Ein bekanntes Gesicht aus Hindelbank bleibt der Fantribüne fern
Karl Gorsatt, einst Aussenverteidiger beim FC Bern und in den Junioren-Nationalmannschaften, verfolgt die Fussball-Weltmeisterschaft 2026 erstmals seit 32 Jahren nicht live aus einem Stadion. Für den Berner ist die Lage klar: Die Schweizer Mannschaft hat Chancen, und das Resultat sieht er knapp. «Die Schweiz gewinnt 1:0», sagt Gorsatt.
Als Gründe, warum er dieses Mal zuhause bleibt, nennt Gorsatt vor allem zwei Faktoren: die Steigerung der Kosten für Tickets und Reisen sowie das öffentliche Auftreten von Fifa-Präsident Gianni Infantino. Solche Entscheidungen spiegeln eine Entwicklung, die auch für andere Fussballfans im Kanton wichtig ist: Internationale Grossanlässe werden teurer und politisch umstritten – das wirkt sich direkt auf Reise- und Freizeitbudget aus.

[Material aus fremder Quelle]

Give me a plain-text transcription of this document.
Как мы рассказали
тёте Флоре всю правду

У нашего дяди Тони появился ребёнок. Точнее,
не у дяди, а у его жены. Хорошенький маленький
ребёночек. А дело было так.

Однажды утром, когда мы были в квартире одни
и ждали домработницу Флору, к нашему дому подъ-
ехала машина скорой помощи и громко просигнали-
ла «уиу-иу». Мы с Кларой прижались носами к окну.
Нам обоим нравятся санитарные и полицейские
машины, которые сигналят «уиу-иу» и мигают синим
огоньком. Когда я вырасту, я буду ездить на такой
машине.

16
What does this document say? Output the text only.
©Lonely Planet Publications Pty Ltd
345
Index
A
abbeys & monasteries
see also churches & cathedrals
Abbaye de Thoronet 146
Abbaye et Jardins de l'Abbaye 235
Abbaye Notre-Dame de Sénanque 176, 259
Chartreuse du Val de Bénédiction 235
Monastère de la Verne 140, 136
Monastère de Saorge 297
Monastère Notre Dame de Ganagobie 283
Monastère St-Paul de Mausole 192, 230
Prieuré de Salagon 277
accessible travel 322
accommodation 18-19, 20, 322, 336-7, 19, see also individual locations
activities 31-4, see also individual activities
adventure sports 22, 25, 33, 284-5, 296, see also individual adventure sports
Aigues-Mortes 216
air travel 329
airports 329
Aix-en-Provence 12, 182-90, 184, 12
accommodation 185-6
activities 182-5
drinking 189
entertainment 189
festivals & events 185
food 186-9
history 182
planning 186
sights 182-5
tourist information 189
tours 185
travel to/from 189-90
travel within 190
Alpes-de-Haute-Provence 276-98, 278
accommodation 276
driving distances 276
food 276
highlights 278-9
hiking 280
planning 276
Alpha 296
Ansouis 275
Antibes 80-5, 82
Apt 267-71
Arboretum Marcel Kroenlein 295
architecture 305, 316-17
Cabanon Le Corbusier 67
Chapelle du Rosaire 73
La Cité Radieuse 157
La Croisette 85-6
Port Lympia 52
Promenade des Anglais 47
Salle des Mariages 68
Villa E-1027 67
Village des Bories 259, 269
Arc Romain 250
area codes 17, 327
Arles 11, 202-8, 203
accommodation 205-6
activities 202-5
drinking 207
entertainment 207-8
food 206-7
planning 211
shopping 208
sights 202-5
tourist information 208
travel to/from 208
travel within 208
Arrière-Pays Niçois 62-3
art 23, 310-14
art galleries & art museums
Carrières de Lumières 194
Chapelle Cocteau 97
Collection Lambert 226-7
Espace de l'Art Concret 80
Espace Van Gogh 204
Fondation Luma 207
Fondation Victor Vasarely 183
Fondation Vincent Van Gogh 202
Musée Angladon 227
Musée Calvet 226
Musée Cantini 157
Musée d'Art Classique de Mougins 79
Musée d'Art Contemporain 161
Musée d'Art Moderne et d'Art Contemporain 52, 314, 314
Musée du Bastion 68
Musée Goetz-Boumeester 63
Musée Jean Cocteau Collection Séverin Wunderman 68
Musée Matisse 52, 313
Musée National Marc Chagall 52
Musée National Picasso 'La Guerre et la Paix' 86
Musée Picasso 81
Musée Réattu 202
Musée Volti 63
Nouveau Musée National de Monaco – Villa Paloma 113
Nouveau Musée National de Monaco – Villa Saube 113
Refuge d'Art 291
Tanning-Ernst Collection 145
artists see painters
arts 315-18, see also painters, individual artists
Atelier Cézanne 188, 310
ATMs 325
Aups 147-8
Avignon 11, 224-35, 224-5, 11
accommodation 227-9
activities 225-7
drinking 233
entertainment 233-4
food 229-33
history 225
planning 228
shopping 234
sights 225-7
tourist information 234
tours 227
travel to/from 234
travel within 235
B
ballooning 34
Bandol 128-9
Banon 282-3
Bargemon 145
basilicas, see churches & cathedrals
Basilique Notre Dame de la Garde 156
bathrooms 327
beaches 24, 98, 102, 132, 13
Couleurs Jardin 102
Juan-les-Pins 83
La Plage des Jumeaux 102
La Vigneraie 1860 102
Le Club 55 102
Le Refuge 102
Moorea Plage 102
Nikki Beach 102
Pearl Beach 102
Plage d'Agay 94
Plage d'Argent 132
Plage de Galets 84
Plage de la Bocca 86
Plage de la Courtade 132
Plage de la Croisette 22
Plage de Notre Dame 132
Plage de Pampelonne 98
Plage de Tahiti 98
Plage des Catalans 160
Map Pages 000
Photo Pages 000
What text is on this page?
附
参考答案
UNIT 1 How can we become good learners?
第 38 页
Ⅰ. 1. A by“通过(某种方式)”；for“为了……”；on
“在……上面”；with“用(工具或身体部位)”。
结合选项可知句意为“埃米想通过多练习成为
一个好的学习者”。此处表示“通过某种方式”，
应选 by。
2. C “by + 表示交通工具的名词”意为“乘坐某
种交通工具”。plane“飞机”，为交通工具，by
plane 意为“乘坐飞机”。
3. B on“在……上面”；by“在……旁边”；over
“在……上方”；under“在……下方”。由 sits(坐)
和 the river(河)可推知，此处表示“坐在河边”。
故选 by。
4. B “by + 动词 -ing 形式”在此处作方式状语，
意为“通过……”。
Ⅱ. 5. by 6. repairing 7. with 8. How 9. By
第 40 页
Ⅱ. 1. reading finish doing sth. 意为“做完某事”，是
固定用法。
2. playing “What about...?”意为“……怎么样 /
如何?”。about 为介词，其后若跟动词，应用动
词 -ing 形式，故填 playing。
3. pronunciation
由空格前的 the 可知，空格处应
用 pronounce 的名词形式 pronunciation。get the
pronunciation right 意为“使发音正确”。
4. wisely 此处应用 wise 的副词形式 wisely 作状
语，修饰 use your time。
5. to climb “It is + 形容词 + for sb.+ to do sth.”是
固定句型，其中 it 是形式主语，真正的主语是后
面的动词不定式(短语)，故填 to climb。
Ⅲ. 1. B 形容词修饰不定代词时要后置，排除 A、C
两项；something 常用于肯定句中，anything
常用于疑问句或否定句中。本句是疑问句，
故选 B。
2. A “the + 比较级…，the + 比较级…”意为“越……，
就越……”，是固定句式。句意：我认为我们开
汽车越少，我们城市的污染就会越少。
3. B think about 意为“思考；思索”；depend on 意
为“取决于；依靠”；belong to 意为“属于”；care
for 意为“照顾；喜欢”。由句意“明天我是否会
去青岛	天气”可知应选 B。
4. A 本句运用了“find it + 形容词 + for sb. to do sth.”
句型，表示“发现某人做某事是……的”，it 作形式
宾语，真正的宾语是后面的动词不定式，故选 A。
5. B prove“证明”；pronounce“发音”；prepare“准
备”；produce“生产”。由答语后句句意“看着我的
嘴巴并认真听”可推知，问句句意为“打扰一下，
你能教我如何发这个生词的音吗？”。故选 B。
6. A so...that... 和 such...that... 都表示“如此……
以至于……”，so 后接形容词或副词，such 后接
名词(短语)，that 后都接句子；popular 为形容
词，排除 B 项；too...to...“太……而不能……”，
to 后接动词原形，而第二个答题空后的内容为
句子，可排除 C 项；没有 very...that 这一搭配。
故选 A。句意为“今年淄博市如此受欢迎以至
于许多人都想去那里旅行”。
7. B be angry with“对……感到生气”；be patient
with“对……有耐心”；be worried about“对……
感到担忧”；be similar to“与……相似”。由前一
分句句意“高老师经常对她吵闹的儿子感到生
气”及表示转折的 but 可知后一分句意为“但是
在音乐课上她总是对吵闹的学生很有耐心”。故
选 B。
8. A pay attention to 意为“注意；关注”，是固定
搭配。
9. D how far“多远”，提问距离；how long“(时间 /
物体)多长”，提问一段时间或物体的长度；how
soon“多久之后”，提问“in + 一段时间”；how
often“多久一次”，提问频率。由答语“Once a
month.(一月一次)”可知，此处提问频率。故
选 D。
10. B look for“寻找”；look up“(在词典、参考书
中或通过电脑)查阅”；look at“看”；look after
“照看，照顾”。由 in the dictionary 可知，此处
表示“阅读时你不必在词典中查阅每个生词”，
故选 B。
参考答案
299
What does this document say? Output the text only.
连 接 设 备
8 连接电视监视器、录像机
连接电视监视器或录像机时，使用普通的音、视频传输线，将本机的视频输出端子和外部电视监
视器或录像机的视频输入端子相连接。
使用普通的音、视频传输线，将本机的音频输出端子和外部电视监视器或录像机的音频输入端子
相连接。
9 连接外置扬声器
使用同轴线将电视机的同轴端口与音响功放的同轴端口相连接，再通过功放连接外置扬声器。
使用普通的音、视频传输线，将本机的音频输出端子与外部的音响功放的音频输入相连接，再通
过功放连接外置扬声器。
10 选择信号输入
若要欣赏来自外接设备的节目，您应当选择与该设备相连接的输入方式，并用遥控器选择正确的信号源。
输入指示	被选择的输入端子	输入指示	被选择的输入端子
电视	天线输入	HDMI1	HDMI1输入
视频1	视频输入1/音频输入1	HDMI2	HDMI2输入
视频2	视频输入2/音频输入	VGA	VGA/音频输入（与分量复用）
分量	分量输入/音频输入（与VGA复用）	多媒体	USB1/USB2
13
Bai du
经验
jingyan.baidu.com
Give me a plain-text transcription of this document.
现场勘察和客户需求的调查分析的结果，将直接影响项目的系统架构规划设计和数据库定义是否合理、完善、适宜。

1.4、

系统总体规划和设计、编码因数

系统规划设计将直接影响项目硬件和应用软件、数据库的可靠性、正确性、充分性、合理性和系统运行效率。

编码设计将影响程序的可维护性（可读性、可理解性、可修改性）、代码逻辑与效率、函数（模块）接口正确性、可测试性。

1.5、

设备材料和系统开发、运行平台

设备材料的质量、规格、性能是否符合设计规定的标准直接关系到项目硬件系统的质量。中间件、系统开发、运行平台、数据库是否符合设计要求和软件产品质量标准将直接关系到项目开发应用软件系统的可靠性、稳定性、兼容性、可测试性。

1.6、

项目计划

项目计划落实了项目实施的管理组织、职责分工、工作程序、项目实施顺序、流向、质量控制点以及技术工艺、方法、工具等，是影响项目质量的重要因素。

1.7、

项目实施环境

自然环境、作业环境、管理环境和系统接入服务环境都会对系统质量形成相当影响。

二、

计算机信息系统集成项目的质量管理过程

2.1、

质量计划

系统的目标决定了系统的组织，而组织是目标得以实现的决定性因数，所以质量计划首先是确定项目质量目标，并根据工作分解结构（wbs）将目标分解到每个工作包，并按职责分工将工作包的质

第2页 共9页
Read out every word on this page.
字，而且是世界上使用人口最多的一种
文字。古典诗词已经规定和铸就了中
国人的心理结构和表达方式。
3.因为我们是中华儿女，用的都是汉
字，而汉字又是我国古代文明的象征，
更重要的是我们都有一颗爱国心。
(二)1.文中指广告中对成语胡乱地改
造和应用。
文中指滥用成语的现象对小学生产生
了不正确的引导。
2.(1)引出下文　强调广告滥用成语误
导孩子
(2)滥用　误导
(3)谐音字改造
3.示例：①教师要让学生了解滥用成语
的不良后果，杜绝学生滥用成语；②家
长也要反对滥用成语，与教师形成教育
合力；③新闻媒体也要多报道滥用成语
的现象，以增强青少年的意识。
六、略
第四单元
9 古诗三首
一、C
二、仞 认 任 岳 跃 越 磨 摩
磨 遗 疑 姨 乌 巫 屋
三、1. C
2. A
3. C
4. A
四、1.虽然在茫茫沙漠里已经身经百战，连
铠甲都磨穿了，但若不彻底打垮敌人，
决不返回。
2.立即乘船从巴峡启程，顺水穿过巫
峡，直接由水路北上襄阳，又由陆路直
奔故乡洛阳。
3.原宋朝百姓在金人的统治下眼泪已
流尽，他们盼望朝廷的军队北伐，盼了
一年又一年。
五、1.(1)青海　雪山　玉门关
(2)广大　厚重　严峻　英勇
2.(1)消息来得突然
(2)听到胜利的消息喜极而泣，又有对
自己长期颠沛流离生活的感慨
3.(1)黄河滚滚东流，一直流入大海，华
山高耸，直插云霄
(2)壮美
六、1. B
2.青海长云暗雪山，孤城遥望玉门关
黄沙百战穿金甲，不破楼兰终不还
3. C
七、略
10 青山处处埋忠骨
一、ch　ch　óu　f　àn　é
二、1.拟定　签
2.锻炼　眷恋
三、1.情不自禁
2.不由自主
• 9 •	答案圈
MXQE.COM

«Die Schweiz gewinnt 1:0.»
Das Foto, das mit dem Bericht publiziert wurde, zeigt Gorsatt gemeinsam mit Doris Gorsatt; die beiden hatten sich für das Shooting entsprechend geschminkt. Weitergehende Details zum Porträt sind hinter einer Bezahlschranke einsehbar.
Was das für Fans im Kanton Bern bedeutet
Die Entscheidung eines langjährigen Stadionbesuchers wie Gorsatt ist exemplarisch für ein grösseres Publikum: Immer mehr Anhänger prüfen Kosten-Nutzen, Reisestrapazen und Image-Fragen rund um Grossanlässe. Für die lokale Fanszene hat das mehrere konkrete Folgen:
- Weniger Kantonsbewohner reisen zu Spielen ins Ausland; lokale Public-Viewing-Angebote gewinnen an Bedeutung.
- Vereine und Fanclubs müssen vermehrt interne Veranstaltungen oder gemeinsame Übertragungen organisieren.
- Kommunale Veranstalter könnten von wachsendem Interesse an gemeinschaftlichen Übertragungsorten profitieren.
Besonders für jene, die früher regelmässig ins Stadion reisten, steht die Frage im Raum, welchen Stellenwert internationale Spiele künftig noch haben – ökonomisch wie emotional.
Kurzportrait (bekannte Fakten)
| Person | Bekannt als | Wohnort |
|---|---|---|
| Karl Gorsatt | Ehemaliger Aussenverteidiger (FC Bern), Superfan | Hindelbank |
Für Bewohner des Kantons Bern bleibt relevant, wie sich solche Veränderungen im Fanverhalten auf lokale Angebote auswirken: Von Public-Viewing an zentralen Orten bis zu Vereinsaktivitäten in den Gemeinden. Die Haltung einzelner Fans gegenüber der FIFA kann zudem Debatten über Ethik und Sportpolitik befördern, auch auf kommunaler Ebene.
Weiterführende Biografien und die ausführliche Reportage sind nur über das ursprüngliche Medium hinter einer Bezahlschranke verfügbar.